As primeiras referências acerca da dignidade na história da humanidade se encontram na Bíblia Sagrada, em seu Antigo e Novo Testamento, ao mencionar
que o homem foi feito a imagem e semelhança de Deus, ligando a figura do homem a uma divindade suprema dotada de reverência e valor. (SARLET, 2011).

O dicionário Houaiss e Villar (2004) foi muito feliz em sua menção do significado da palavra dignidade: “consciência do próprio valor; honra; modo de
proceder que inspira respeito; distinção; amor próprio.” (HOUAISS; VILLAR,  2004, p. 248). Em outras palavras, a dignidade nada mais é do que uma
“qualidade moral que infunde respeito.” (SANTOS, 2011).

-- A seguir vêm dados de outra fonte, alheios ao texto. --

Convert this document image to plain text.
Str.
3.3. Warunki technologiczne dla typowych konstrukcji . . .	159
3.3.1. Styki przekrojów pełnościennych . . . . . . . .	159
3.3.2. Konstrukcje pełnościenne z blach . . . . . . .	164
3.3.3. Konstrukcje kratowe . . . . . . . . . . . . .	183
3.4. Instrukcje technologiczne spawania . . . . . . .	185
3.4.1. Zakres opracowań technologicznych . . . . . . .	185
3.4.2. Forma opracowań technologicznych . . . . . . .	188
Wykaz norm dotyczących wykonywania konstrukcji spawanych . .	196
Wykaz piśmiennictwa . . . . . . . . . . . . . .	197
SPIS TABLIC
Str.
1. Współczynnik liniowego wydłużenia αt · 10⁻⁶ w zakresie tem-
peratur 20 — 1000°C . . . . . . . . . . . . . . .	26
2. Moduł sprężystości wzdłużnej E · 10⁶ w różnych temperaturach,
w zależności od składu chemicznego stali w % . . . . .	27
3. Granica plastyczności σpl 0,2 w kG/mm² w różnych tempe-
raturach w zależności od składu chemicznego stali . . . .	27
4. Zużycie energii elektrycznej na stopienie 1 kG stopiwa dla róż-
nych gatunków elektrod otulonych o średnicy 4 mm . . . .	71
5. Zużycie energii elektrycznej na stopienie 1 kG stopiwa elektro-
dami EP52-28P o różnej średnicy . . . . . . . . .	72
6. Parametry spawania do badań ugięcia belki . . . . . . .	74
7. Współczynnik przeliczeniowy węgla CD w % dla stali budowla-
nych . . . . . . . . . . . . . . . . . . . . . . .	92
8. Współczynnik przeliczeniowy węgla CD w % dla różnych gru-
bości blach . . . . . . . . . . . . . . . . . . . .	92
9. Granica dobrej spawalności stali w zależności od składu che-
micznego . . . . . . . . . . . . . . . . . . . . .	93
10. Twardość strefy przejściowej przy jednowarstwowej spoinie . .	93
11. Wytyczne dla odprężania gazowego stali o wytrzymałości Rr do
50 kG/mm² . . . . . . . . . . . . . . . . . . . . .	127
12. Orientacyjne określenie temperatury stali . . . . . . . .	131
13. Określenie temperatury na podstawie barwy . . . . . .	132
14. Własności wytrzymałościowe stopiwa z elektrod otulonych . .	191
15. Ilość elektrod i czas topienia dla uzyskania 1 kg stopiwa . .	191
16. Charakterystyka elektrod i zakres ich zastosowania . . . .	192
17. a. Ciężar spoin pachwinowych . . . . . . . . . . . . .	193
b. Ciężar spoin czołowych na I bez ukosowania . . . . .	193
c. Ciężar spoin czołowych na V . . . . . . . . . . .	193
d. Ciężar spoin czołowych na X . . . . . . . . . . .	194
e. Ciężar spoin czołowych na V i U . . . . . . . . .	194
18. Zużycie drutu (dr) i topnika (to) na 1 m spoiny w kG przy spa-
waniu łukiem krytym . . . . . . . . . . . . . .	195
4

De um modo geral, ao se fazer uma reflexão sobre a palavra dignidade no âmbito jurídico, vem a nossa lembrança acerca da responsabilidade
do Estado em assegurar que o indivíduo tenha as condições mínimas necessárias para sua sobrevivência, sendo inclusive esta finalidade assegurada na
Constituição Federal de 1988 como sendo um princípio fundamental do Estado Democrático de Direito conforme previsto no art. 1º, III da CRFB/88.
(SANTOS, 2011).

Sabe – se que na verdade, o conceito de dignidade “significa a possibilidade de conferir-se a um ente, humano ou moral, a aptidão de
adquirir direitos e contrair obrigações.” (NOBRE JÚNIOR, 2000).

Assim, toda a forma de depreciação ou de redução do homem, considerando-o não como um sujeito, mas sim como um objeto de Direito é vedada,
não havendo sequer alguma possibilidade de se rebaixar qualquer ser humano. (NOBRE JÚNIOR, 2000).

Destarte, o conceito mencionado nos revela desse modo que todo cidadão tem direito a uma vida digna, sendo lhe assegurado o devido
respeito, resguardado os seus direitos e reconhecendo os seus deveres como cidadão. A dignidade é uma forma de valorização do ser humano.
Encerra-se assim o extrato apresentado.